The back-and-forth over the pact highlights just how important — and complicated — China has become, both within the E.U. and between Europe and the United States.
Within the E.U., there is a new wariness of China but no real consensus about what to do. Biden has promised to work with allies on China, although it remains to be seen whether Europe, scorned by President Trump, is eager to work as a team.
For this reason, the fate of the agreement will be seen as an early test of Europe’s willingness to work with the incoming administration on various issues in the coming months and years.
It took a long time for the E.U. and China to get this far. Europe has long argued that Chinese companies enjoy better access to European markets than vice versa. The Comprehensive Agreement on Investment, or CAI, seeks to address that gap.
Negotiations started in 2014 but have moved slowly, stalling until summer when Germany started a six-month presidency of the E.U. and began pushing for a deal.

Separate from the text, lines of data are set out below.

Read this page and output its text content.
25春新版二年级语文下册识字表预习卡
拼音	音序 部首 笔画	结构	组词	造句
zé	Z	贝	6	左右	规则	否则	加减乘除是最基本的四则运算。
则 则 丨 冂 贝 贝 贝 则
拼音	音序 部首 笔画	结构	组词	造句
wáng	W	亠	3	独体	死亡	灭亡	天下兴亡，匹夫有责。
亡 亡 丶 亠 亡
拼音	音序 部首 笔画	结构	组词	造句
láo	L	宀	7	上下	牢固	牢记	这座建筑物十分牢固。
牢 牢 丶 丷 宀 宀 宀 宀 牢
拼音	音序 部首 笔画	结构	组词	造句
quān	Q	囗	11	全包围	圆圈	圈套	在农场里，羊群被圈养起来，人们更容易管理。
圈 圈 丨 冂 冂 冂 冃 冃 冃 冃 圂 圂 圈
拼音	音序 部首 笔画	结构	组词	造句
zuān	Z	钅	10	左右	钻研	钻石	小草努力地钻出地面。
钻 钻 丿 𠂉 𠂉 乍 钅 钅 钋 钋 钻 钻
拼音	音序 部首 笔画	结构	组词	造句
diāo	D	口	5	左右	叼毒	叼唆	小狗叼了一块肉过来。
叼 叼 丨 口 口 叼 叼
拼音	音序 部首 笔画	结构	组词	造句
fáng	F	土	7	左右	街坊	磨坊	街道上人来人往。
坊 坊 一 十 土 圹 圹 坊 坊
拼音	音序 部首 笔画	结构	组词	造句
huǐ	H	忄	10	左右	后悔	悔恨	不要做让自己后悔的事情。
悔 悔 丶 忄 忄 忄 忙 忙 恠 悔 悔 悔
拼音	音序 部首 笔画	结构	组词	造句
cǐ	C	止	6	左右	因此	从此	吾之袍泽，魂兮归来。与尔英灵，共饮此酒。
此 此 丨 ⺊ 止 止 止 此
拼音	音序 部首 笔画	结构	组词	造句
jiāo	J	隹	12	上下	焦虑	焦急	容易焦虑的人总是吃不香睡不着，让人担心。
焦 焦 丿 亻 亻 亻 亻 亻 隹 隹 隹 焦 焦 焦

Trump’s electoral defeat gave China an incentive to negotiate in hopes of reaching an agreement before Biden could rally allies against this type of deal.
The agreement, if it is ratified, would theoretically loosen restrictions on European companies in China’s tightly controlled market. European companies would no longer be required to operate joint ventures with Chinese partners, for instance, or be forced to share technology, according to the European Commission’s news release.
Critics have argued that these gains mean little to European businesses if China cannot be trusted to respect the rule of law.
European leaders emphasized Wednesday that the deal will help Europe push China on human rights by getting the country to commit to making “continued and sustained efforts” to ratify International Labor Organization conventions on forced labor.
But China has a long history of ratifying human rights treaties and ignoring them. Critics question whether the E.U., having made a deal, will be in a strong position to stop that from happening again.
With the E.U. split on the pact and Washington in the cold for now, the only party that seems happy about the arrangement is China.
On Wednesday, Communist Party-controlled news outlets featured pictures of President Xi Jinping speaking via teleconference to E.U. leaders, alongside headlines celebrating the “win-win” news.
The Global Times, a party-controlled outlet known for its nationalistic tone, called the deal “a New Year gift to the world.”
Xinhua, a party-controlled news agency, conveyed Xi’s excitement, saying the Chinese leader hailed the deal as “balanced, high-standard and mutually beneficial.”
The Xinhua report made no mention of forced labor.